Credit is clearly peddled with gusto. In 1998 credit card companies mailed 3.45 billion solicitations, estimates BAIGlobal, a market research firm. The response was 1.2 percent, or 41 million cards. "People move from card to card," says Pete Hisey, editor of Credit Card News. They shop for lower interest rates.

But there are credit checks, and though cards are visible, they represent 10 percent or less of consumer debt, says Stuart Feldstein, president of SMR Research Corp. Home mortgages are the largest share. The real problem, Feldstein argues, is that aggressive merchandising leaves people with unused cards. In 1998, 45 percent of card accounts were inactive. Cards become the last line of defense. "If you have a [financial] problem -- resulting from divorce, medical bills, gambling -- more and more people have a card they can yank out," he says.

Lax credit alone, though, didn't cause the bankruptcy boom. Ever since Congress liberalized the bankruptcy law in 1978, filings have risen. If only easy credit were to blame, bankruptcy rates around the country would be fairly uniform. They aren't. Georgia's rate (nearly 8 per 1,000 residents) is more than twice South Carolina's (3 per 1,000); Virginia's rate (6 per 1,000) is twice nearby Delaware's (3 per 1,000). Lending isn't so uneven; this suggests that lawyer ads and word of mouth play a role in spreading bankruptcy.
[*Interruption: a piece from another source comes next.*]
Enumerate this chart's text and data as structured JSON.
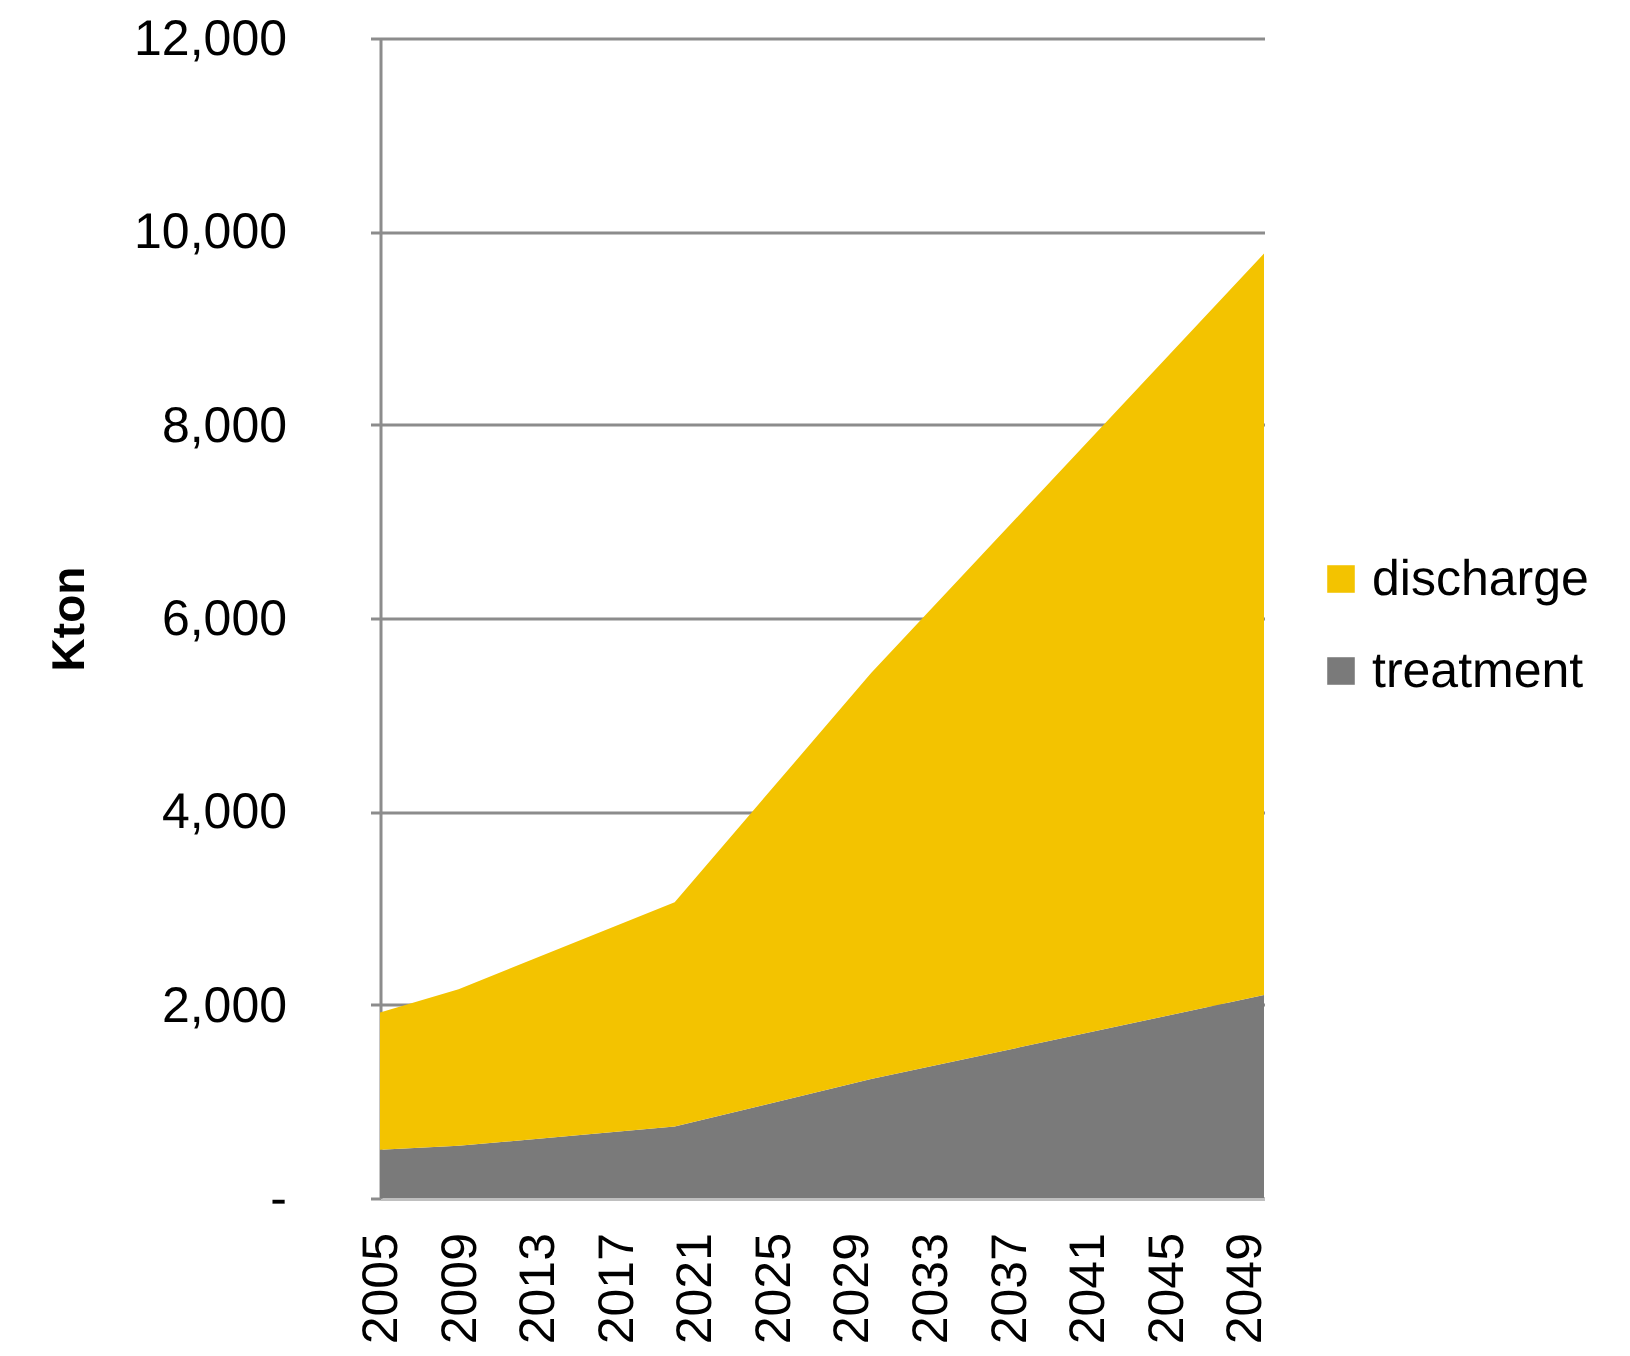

All the controversy over the congressional bills is misleading. These proposals would only slightly tighten the law. In general, they try to force bankrupts with more than median income (about $53,000 for a four-person household and $39,000 for a two-person household) to make some payments to creditors. This is why so few people would be affected. A better proposal from economist White would require modest repayments by most bankrupts. It isn't being considered, and Clinton may even veto the congressional plans.

There's a message here. Bankruptcy is becoming a matter of convenience and calculation. Repaying what you borrowed was once an important part of the nation's moral code. It is increasingly less so.